С. Лем. Кибериада. Песня боевого робота
Домой, домой, рабочий день кончился еще три часа назад. В голове, как в морской раковине, шумят обрывки собственных указаний, ответы подчиненных и показания аппаратуры. Необходимые распоряжения отданы, подчиненные настроены, резервы привлечены. Теперь машина отдела крутится сама, в следующие часы мое присутствие там излишне, я буду только давить на людей и вставлять ненужные шпильки в шестеренки работающих программ. Будто магнитом меня вытягивает из здания, как сквозь игольное ушко пропускает через процедуры, и вот я уже еду к дому.
По правде говоря, ощущение не из лучших — новость слишком потрясает, она смахивает фигуры с шахматной доски наших размышлений. Мы, как опытные игроки, снова установили фигуры, придумали для них новую комбинацию, но двигающая их рука еще дрожит, в ее хватке нет той уверенности.
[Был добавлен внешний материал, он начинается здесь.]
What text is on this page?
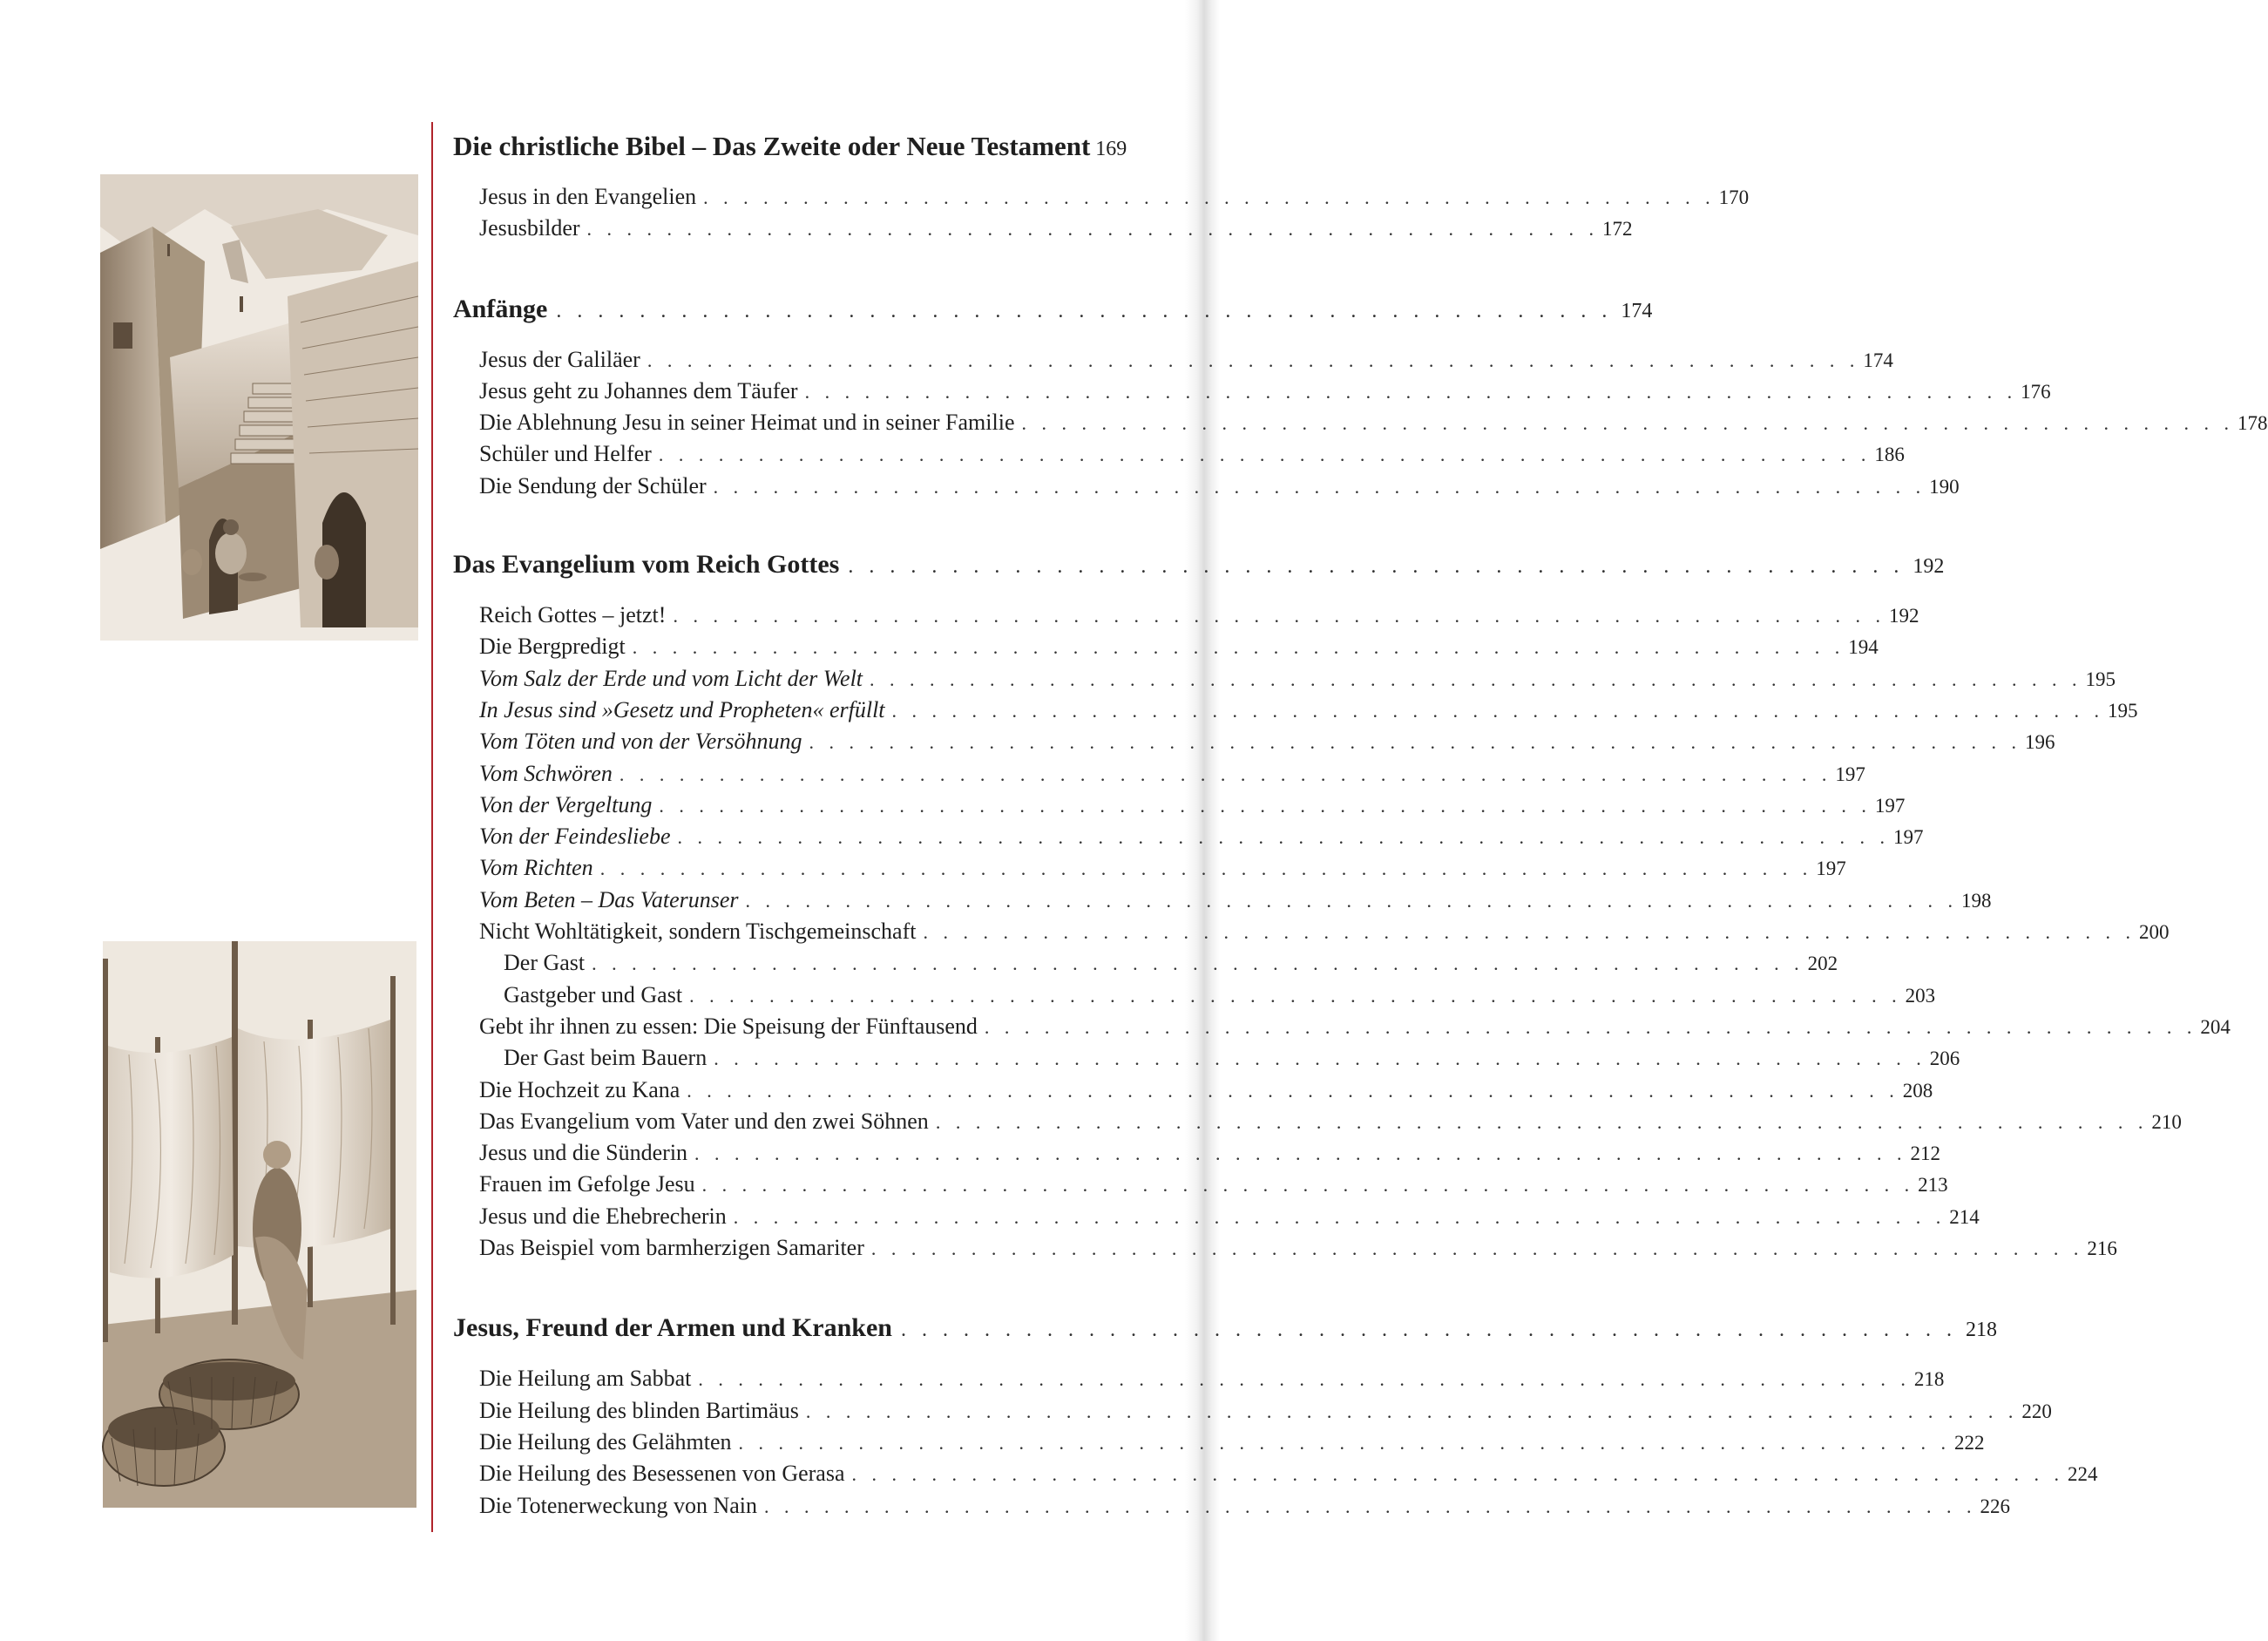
Die christliche Bibel – Das Zweite oder Neue Testament 169
Jesus in den Evangelien . . . . . . . . . . . . . . . . . . . . . . . . . . . . . . . . . . . . . . . . . . . . . . . . . . . 170
Jesusbilder . . . . . . . . . . . . . . . . . . . . . . . . . . . . . . . . . . . . . . . . . . . . . . . . . . . 172
Anfänge . . . . . . . . . . . . . . . . . . . . . . . . . . . . . . . . . . . . . . . . . . . . . . . . . . . 174
Jesus der Galiläer . . . . . . . . . . . . . . . . . . . . . . . . . . . . . . . . . . . . . . . . . . . . . . . . . . . . . . . . . . . . . 174
Jesus geht zu Johannes dem Täufer . . . . . . . . . . . . . . . . . . . . . . . . . . . . . . . . . . . . . . . . . . . . . . . . . . . . . . . . . . . . . 176
Die Ablehnung Jesu in seiner Heimat und in seiner Familie . . . . . . . . . . . . . . . . . . . . . . . . . . . . . . . . . . . . . . . . . . . . . . . . . . . . . . . . . . . . . 178
Schüler und Helfer . . . . . . . . . . . . . . . . . . . . . . . . . . . . . . . . . . . . . . . . . . . . . . . . . . . . . . . . . . . . . 186
Die Sendung der Schüler . . . . . . . . . . . . . . . . . . . . . . . . . . . . . . . . . . . . . . . . . . . . . . . . . . . . . . . . . . . . . 190
Das Evangelium vom Reich Gottes . . . . . . . . . . . . . . . . . . . . . . . . . . . . . . . . . . . . . . . . . . . . . . . . . . . 192
Reich Gottes – jetzt! . . . . . . . . . . . . . . . . . . . . . . . . . . . . . . . . . . . . . . . . . . . . . . . . . . . . . . . . . . . . . 192
Die Bergpredigt . . . . . . . . . . . . . . . . . . . . . . . . . . . . . . . . . . . . . . . . . . . . . . . . . . . . . . . . . . . . . 194
Vom Salz der Erde und vom Licht der Welt . . . . . . . . . . . . . . . . . . . . . . . . . . . . . . . . . . . . . . . . . . . . . . . . . . . . . . . . . . . . . 195
In Jesus sind »Gesetz und Propheten« erfüllt . . . . . . . . . . . . . . . . . . . . . . . . . . . . . . . . . . . . . . . . . . . . . . . . . . . . . . . . . . . . . 195
Vom Töten und von der Versöhnung . . . . . . . . . . . . . . . . . . . . . . . . . . . . . . . . . . . . . . . . . . . . . . . . . . . . . . . . . . . . . 196
Vom Schwören . . . . . . . . . . . . . . . . . . . . . . . . . . . . . . . . . . . . . . . . . . . . . . . . . . . . . . . . . . . . . 197
Von der Vergeltung . . . . . . . . . . . . . . . . . . . . . . . . . . . . . . . . . . . . . . . . . . . . . . . . . . . . . . . . . . . . . 197
Von der Feindesliebe . . . . . . . . . . . . . . . . . . . . . . . . . . . . . . . . . . . . . . . . . . . . . . . . . . . . . . . . . . . . . 197
Vom Richten . . . . . . . . . . . . . . . . . . . . . . . . . . . . . . . . . . . . . . . . . . . . . . . . . . . . . . . . . . . . . 197
Vom Beten – Das Vaterunser . . . . . . . . . . . . . . . . . . . . . . . . . . . . . . . . . . . . . . . . . . . . . . . . . . . . . . . . . . . . . 198
Nicht Wohltätigkeit, sondern Tischgemeinschaft . . . . . . . . . . . . . . . . . . . . . . . . . . . . . . . . . . . . . . . . . . . . . . . . . . . . . . . . . . . . . 200
Der Gast . . . . . . . . . . . . . . . . . . . . . . . . . . . . . . . . . . . . . . . . . . . . . . . . . . . . . . . . . . . . . 202
Gastgeber und Gast . . . . . . . . . . . . . . . . . . . . . . . . . . . . . . . . . . . . . . . . . . . . . . . . . . . . . . . . . . . . . 203
Gebt ihr ihnen zu essen: Die Speisung der Fünftausend . . . . . . . . . . . . . . . . . . . . . . . . . . . . . . . . . . . . . . . . . . . . . . . . . . . . . . . . . . . . . 204
Der Gast beim Bauern . . . . . . . . . . . . . . . . . . . . . . . . . . . . . . . . . . . . . . . . . . . . . . . . . . . . . . . . . . . . . 206
Die Hochzeit zu Kana . . . . . . . . . . . . . . . . . . . . . . . . . . . . . . . . . . . . . . . . . . . . . . . . . . . . . . . . . . . . . 208
Das Evangelium vom Vater und den zwei Söhnen . . . . . . . . . . . . . . . . . . . . . . . . . . . . . . . . . . . . . . . . . . . . . . . . . . . . . . . . . . . . . 210
Jesus und die Sünderin . . . . . . . . . . . . . . . . . . . . . . . . . . . . . . . . . . . . . . . . . . . . . . . . . . . . . . . . . . . . . 212
Frauen im Gefolge Jesu . . . . . . . . . . . . . . . . . . . . . . . . . . . . . . . . . . . . . . . . . . . . . . . . . . . . . . . . . . . . . 213
Jesus und die Ehebrecherin . . . . . . . . . . . . . . . . . . . . . . . . . . . . . . . . . . . . . . . . . . . . . . . . . . . . . . . . . . . . . 214
Das Beispiel vom barmherzigen Samariter . . . . . . . . . . . . . . . . . . . . . . . . . . . . . . . . . . . . . . . . . . . . . . . . . . . . . . . . . . . . . 216
Jesus, Freund der Armen und Kranken . . . . . . . . . . . . . . . . . . . . . . . . . . . . . . . . . . . . . . . . . . . . . . . . . . . 218
Die Heilung am Sabbat . . . . . . . . . . . . . . . . . . . . . . . . . . . . . . . . . . . . . . . . . . . . . . . . . . . . . . . . . . . . . 218
Die Heilung des blinden Bartimäus . . . . . . . . . . . . . . . . . . . . . . . . . . . . . . . . . . . . . . . . . . . . . . . . . . . . . . . . . . . . . 220
Die Heilung des Gelähmten . . . . . . . . . . . . . . . . . . . . . . . . . . . . . . . . . . . . . . . . . . . . . . . . . . . . . . . . . . . . . 222
Die Heilung des Besessenen von Gerasa . . . . . . . . . . . . . . . . . . . . . . . . . . . . . . . . . . . . . . . . . . . . . . . . . . . . . . . . . . . . . 224
Die Totenerweckung von Nain . . . . . . . . . . . . . . . . . . . . . . . . . . . . . . . . . . . . . . . . . . . . . . . . . . . . . . . . . . . . . 226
Хватит об этом, если каждую минуту думать только о перспективах работы — мозги очень скоро превратятся в решето наподобие легких курильщика. Дневные неприятности надо оставлять на рабочем месте. Работа отодвигается куда-то на периферию сознания, совсем из головы не вылетает, прячется на краю мысли, в дебрях подсознания. Пустое место заполняет жажда отдыха, развлечений и тех маленьких домашних дел, которые и придают смысл жизни.
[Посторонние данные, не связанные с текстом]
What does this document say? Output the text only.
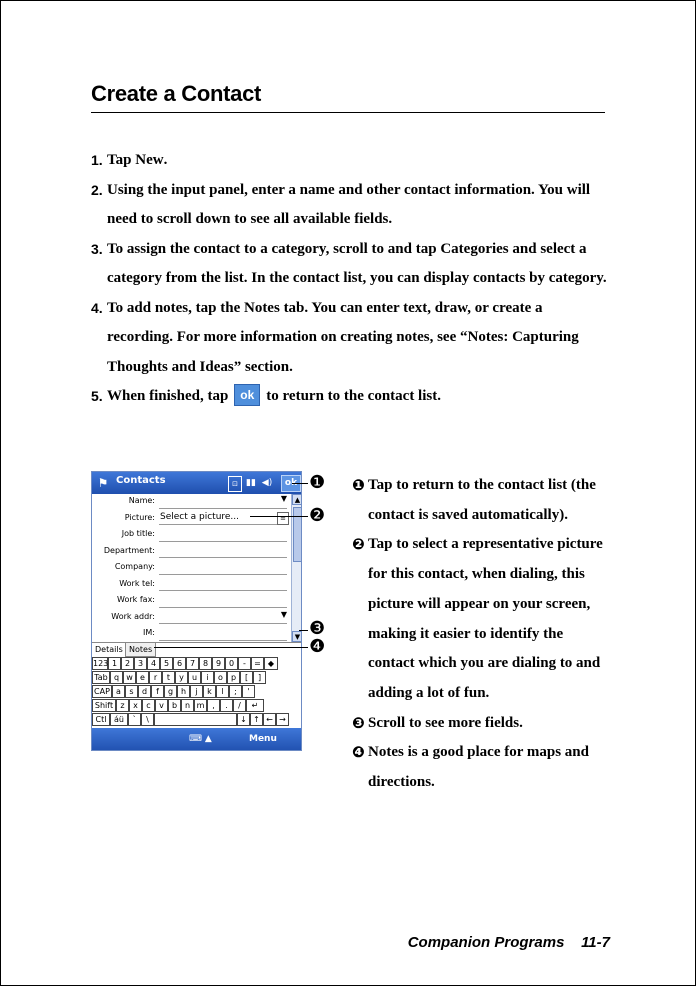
Create a Contact
1. Tap New.
2. Using the input panel, enter a name and other contact information. You will need to scroll down to see all available fields.
3. To assign the contact to a category, scroll to and tap Categories and select a category from the list. In the contact list, you can display contacts by category.
4. To add notes, tap the Notes tab. You can enter text, draw, or create a recording. For more information on creating notes, see “Notes: Capturing Thoughts and Ideas” section.
5. When finished, tap ok to return to the contact list.
⚑ Contacts	⊡ ▮▮ ◀)	ok
Name:	▼
Picture: Select a picture...	≡
Job title:
Department:
Company:
Work tel:
Work fax:
Work addr:	▼
IM:
▲
▼
Details Notes
123 1 2 3 4 5 6 7 8 9 0	-	= ◆
Tab q w e	r	t	y	u	i	o	p	[	]
CAP a	s	d	f	g h	j	k	l	;	'
Shift z	x	c	v	b n m ,	.	/	↵
Ctl áü	`	\	↓ ↑ ← →
⌨ ▲	Menu
❶
❷
❸
❹
❶ Tap to return to the contact list (the contact is saved automatically).
❷ Tap to select a representative picture for this contact, when dialing, this picture will appear on your screen, making it easier to identify the contact which you are dialing to and adding a lot of fun.
❸ Scroll to see more fields.
❹ Notes is a good place for maps and directions.
Companion Programs 11-7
Машина вкатывается в ворота поселка, на участок, и вот я уже дома. Дверь закрывается быстрее, чем я успеваю ощутить замах жасмина, цветущего сейчас на участке. Какого циста стены у гаража? Зеленовато-серый оттенок, который но должен бросаться в глаза, он незаметен, его цель — показать, что стен нет вообще, а есть некая иллюзия, внутренность, ненавязчивый замкнутый объем. А к машине уже тянутся усики диагностических систем, манипуляторы механика, как только я выйду — к багажнику протянется и штепсель, для аккумуляторной батареи двигателя. Механизмы того же неприметно-зеленоватого цвета, освещение без теней будто намекает, что и их здесь нет. Правильно, я никогда особенно не любил автомашины, сам же заказал такую расцветку — гараж не место для постоянного пребывания, это отстойник для средства транспорта. Отсюда надо уходить наверхъ, к уюту и теплым краскам жилых комнат.
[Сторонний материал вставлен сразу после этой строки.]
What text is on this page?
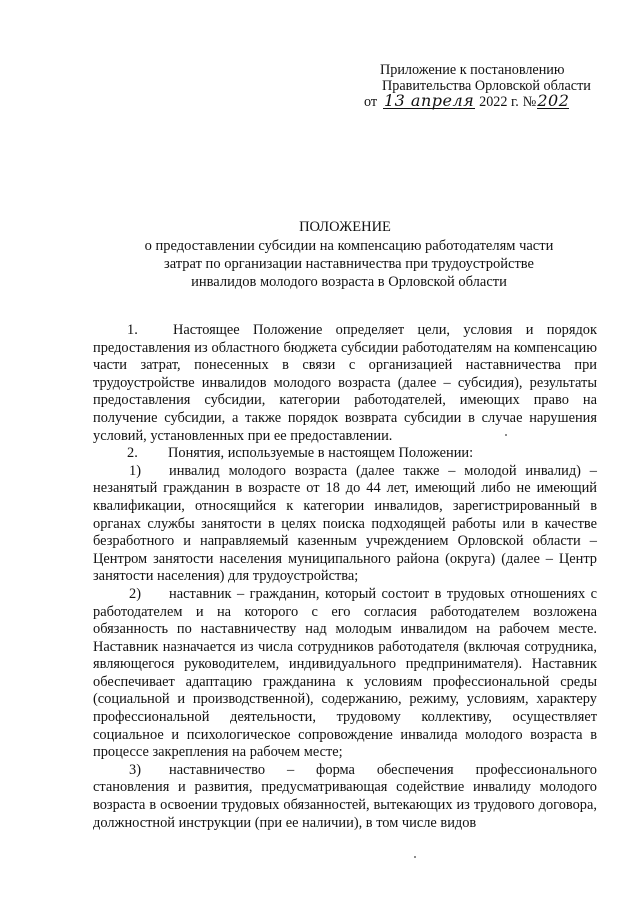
Приложение к постановлению
Правительства Орловской области
от 13 апреля 2022 г. № 202
ПОЛОЖЕНИЕ
о предоставлении субсидии на компенсацию работодателям части затрат по организации наставничества при трудоустройстве инвалидов молодого возраста в Орловской области

1. Настоящее Положение определяет цели, условия и порядок предоставления из областного бюджета субсидии работодателям на компенсацию части затрат, понесенных в связи с организацией наставничества при трудоустройстве инвалидов молодого возраста (далее – субсидия), результаты предоставления субсидии, категории работодателей, имеющих право на получение субсидии, а также порядок возврата субсидии в случае нарушения условий, установленных при ее предоставлении.

2. Понятия, используемые в настоящем Положении:

1) инвалид молодого возраста (далее также – молодой инвалид) – незанятый гражданин в возрасте от 18 до 44 лет, имеющий либо не имеющий квалификации, относящийся к категории инвалидов, зарегистрированный в органах службы занятости в целях поиска подходящей работы или в качестве безработного и направляемый казенным учреждением Орловской области – Центром занятости населения муниципального района (округа) (далее – Центр занятости населения) для трудоустройства;

2) наставник – гражданин, который состоит в трудовых отношениях с работодателем и на которого с его согласия работодателем возложена обязанность по наставничеству над молодым инвалидом на рабочем месте. Наставник назначается из числа сотрудников работодателя (включая сотрудника, являющегося руководителем, индивидуального предпринимателя). Наставник обеспечивает адаптацию гражданина к условиям профессиональной среды (социальной и производственной), содержанию, режиму, условиям, характеру профессиональной деятельности, трудовому коллективу, осуществляет социальное и психологическое сопровождение инвалида молодого возраста в процессе закрепления на рабочем месте;

3) наставничество – форма обеспечения профессионального становления и развития, предусматривающая содействие инвалиду молодого возраста в освоении трудовых обязанностей, вытекающих из трудового договора, должностной инструкции (при ее наличии), в том числе видов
— Домовой! — Мой крик разносится по лестнице и в этот раз не возвращается эхом.
— Я всегда здесь. — Голос обволакивает меня, отражаясь от деревянных панелей.
— Свистать всех наверх, я хочу отдыхать в компании. — Сегодня положительно надо развеется.
— Исполняю.
Дом мне нравится, недаром я выбирал из трех сотен проектов и добился такой конструкции. Внешне — обычный двухэтажный, почти стандартный домик под красной крышей. Внутри — это лестница, на каждый пролет которой нанизана комната, и ни одна из них не расположена на одном уровне с другой. Они как ступеньки, не связанные между собой. Энергопункт, баня с крохотным бассейном, гараж — они утоплены под уровень земли, и только подслеповатые мутные оконца намекают, что под первым этажом есть помещения. Полупустая мастерская, в которой томится непрописанный автопортрет и недополированный сибирский божок, кухни, в которой я так редко бываю. Игровой зал, рабочий кабинет, библиотека, спальня — в них, собственно, я и живу. И три десятка ниш, чуланчиков, закутков, где обитают механизмы, поддерживающие жизнь дома. Это мой дом — здесь все послушно моей воле, каждая черточка подстроена под мой характер, каждый оттенок подобран под мою психику. Он утром один, днем другой, вечером третий. Мебель в викторианском стиле не меняет своего расположения, коллекция холодного оружия (новоделы, правда) все так же висит на стенах, книги в библиотеке по-прежнему стоят на полках. Но мелочи, мелочи, которые определяют лицо дома, меняются непрерывно.